Indeed, the fact that success is such a malleable term means that (unfortunately) two people might not be talking about the same thing or that, for instance, the marketing metrics that you're focused in on might be measuring activities rather than ROI-yielding outcomes. Here's what we mean by that:
Key Marketing Metrics Measure Outcomes
When you talk about marketing metrics and key performance indicators that produce real-world results, this should typically be conveyed to you as a percentage (or number) and in some way relate to lead generation, lead nurturance or conversions.
Customer acquisition cost is one such key marketing metric that most business owners are already familiar with. This is the combined cost that your sales and marketing processes spend (e.g., advertising cost plus salaries and marketing overhead) in a given timeframe to attract a new customer.
You'll notice that you're measuring a result or marketing outcome here rather than an activity. One example of measuring an activity instead of actual marketing result is metric like "reach" on social media. Your total number of followers on sites like Facebook and Twitter could indeed impact your inbound marketing…but indirectly.
Potential Problems Measuring Activities
The problem with measuring your success by an activity instead of an outcome is that the former might not have any connection to your business' profitability or tell you how you can improve your lead nurturing and content marketing.
To know that you have, say, one hundred thousand followers on social media doesn't necessarily tell you if all (some? most?) of those followers are qualified leads, marketing originated customers, what you can do to streamline your content marketing—or how much you have to.
Outcome Metrics are More Effective
On the other hand, a metric that tells you what percentage of your new customers in a given timeframe were lead generated by your marketing team (i.e., your marketing originated customer percentage) conveys a lot of information in one percentage and immediately indicates whether you’re spending your marketing dollar wisely.
Contrast that with tracking success by social media followers - could that activity somehow translate to success? Maybe having more followers nebulously leads to more sales, but without diving deep and using key marketing metrics, you won't really know how that happens, why certain prospects became qualified leads or the effectiveness of your inbound marketing at each stage of the sales funnel.
You want clear-cut and ongoing answers to your marketing's effectiveness, preferably displayed all in one place like a CRM's dashboard, so that you know which marketing processes to strengthen and which to downplay, scrap or overhaul.
When Social Media Helps
Now, up to this point, it may seem like we've been picking on social media a bit. To play devil's advocate, your followers on social media and your total number of subscribers to your email list (collectively known as your "reach") could be a valuable metric.

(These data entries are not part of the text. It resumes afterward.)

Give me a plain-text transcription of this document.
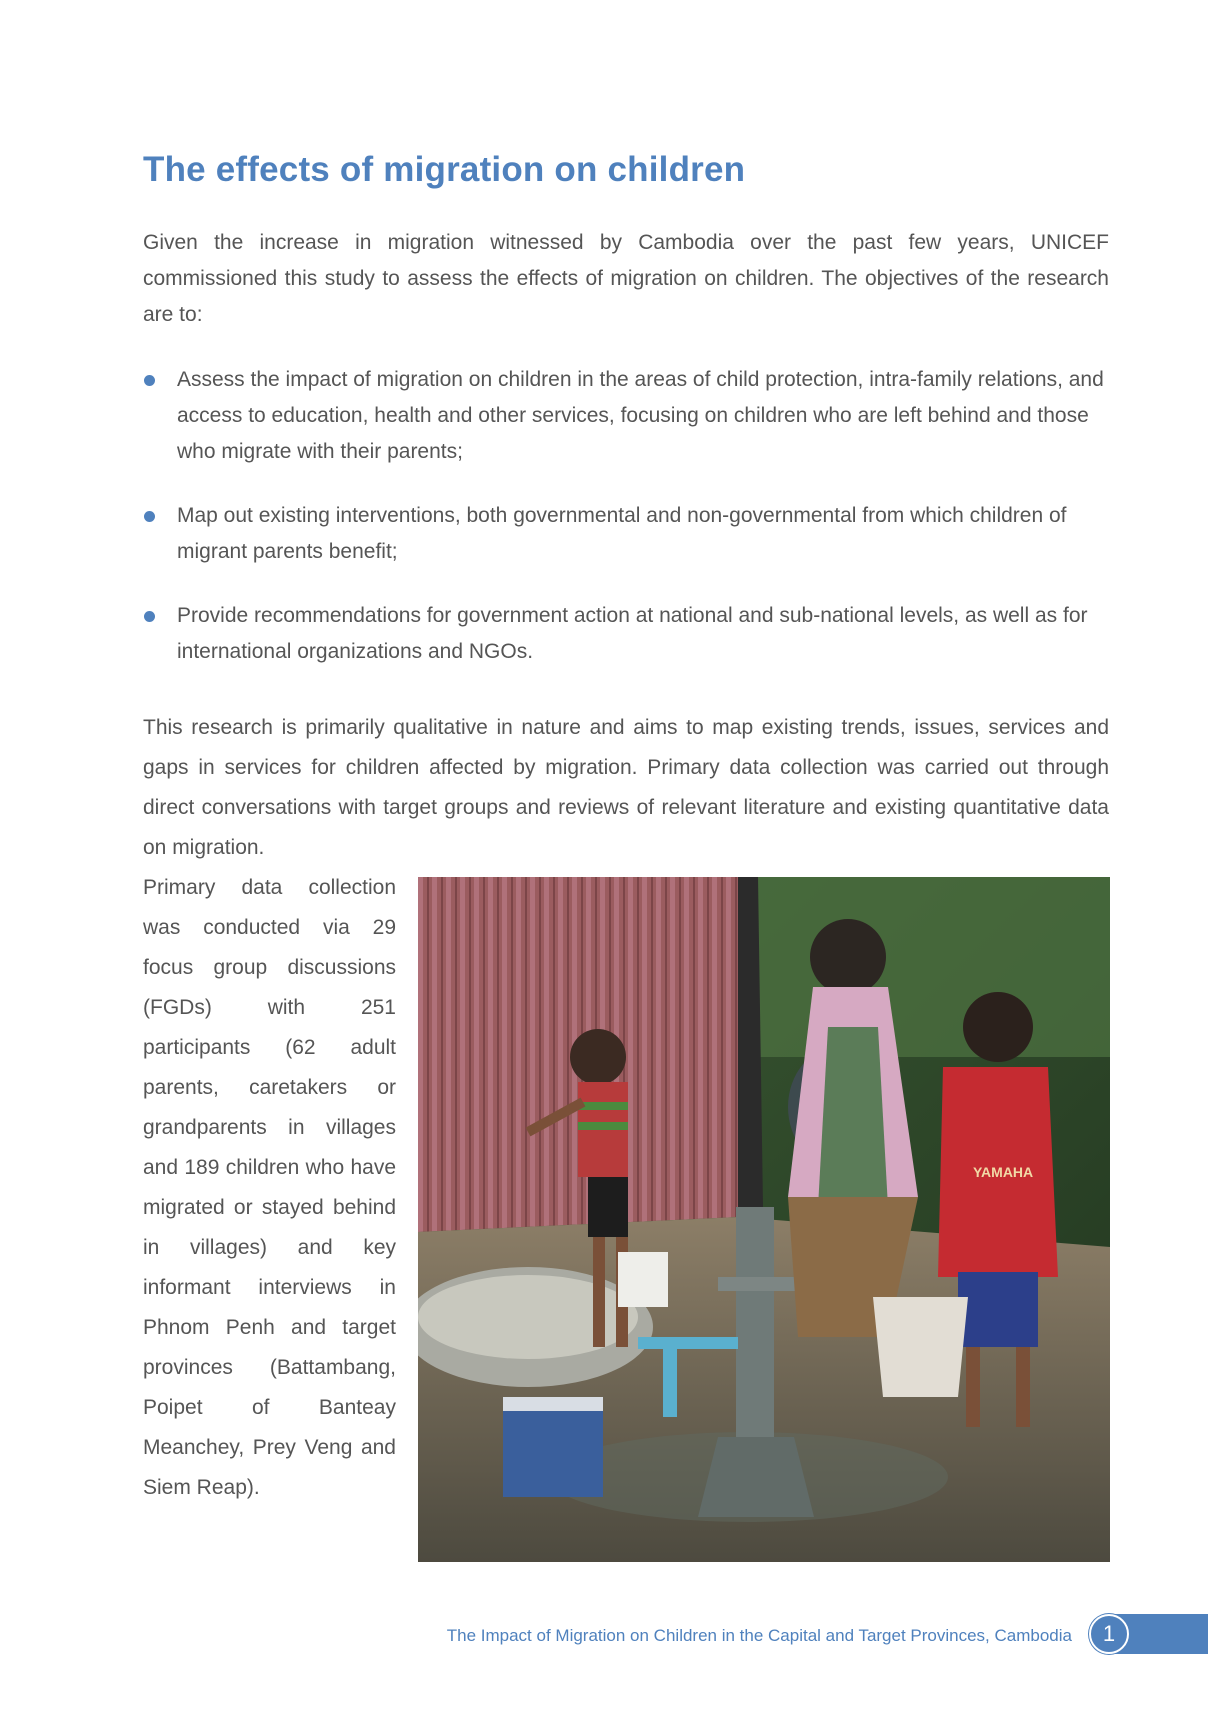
The effects of migration on children

Given the increase in migration witnessed by Cambodia over the past few years, UNICEF commissioned this study to assess the effects of migration on children. The objectives of the research are to:

Assess the impact of migration on children in the areas of child protection, intra-family relations, and access to education, health and other services, focusing on children who are left behind and those who migrate with their parents;
Map out existing interventions, both governmental and non-governmental from which children of migrant parents benefit;
Provide recommendations for government action at national and sub-national levels, as well as for international organizations and NGOs.

This research is primarily qualitative in nature and aims to map existing trends, issues, services and gaps in services for children affected by migration. Primary data collection was carried out through direct conversations with target groups and reviews of relevant literature and existing quantitative data on migration.

Primary data collection was conducted via 29 focus group discussions (FGDs) with 251 participants (62 adult parents, caretakers or grandparents in villages and 189 children who have migrated or stayed behind in villages) and key informant interviews in Phnom Penh and target provinces (Battambang, Poipet of Banteay Meanchey, Prey Veng and Siem Reap).

YAMAHA
The Impact of Migration on Children in the Capital and Target Provinces, Cambodia	1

How? If customers are acting as brand advocates, using social media to discover more about your company and its products, or socially engaging with your business, then social media can be an ROI-generating behemoth.
One valuable metric that business owners can take advantage of to more efficiently identify brand advocates, and market accordingly, is Facebook's People are Talking About This metric. This tells business owners and marketing directors active on social media the frequency with which your followers, for instance, share an offer or pass around a blog post that you put out.
Purpose of Key Marketing Metrics
This all gets at another important point - key marketing metrics should ideally tell you which channel is driving your leads and, in turn, what content is most efficiently turning leads into conversions for your company.
You obviously still need to track your website's organic traffic, but you should also be looking at which aspects of your content marketing are producing the most subscribers, leads and conversions.
Once you know what content sources are the best at, say, nurturing leads, then you can further increase marketing influenced customer percentage, which tells you what percentage of leads were converted based on your marketing efforts.
Your marketing success actually happens at this kind of granular level: Diving deep and taking a microscope to your key marketing metrics pays off in higher customer satisfaction, more conversions and greater profitability.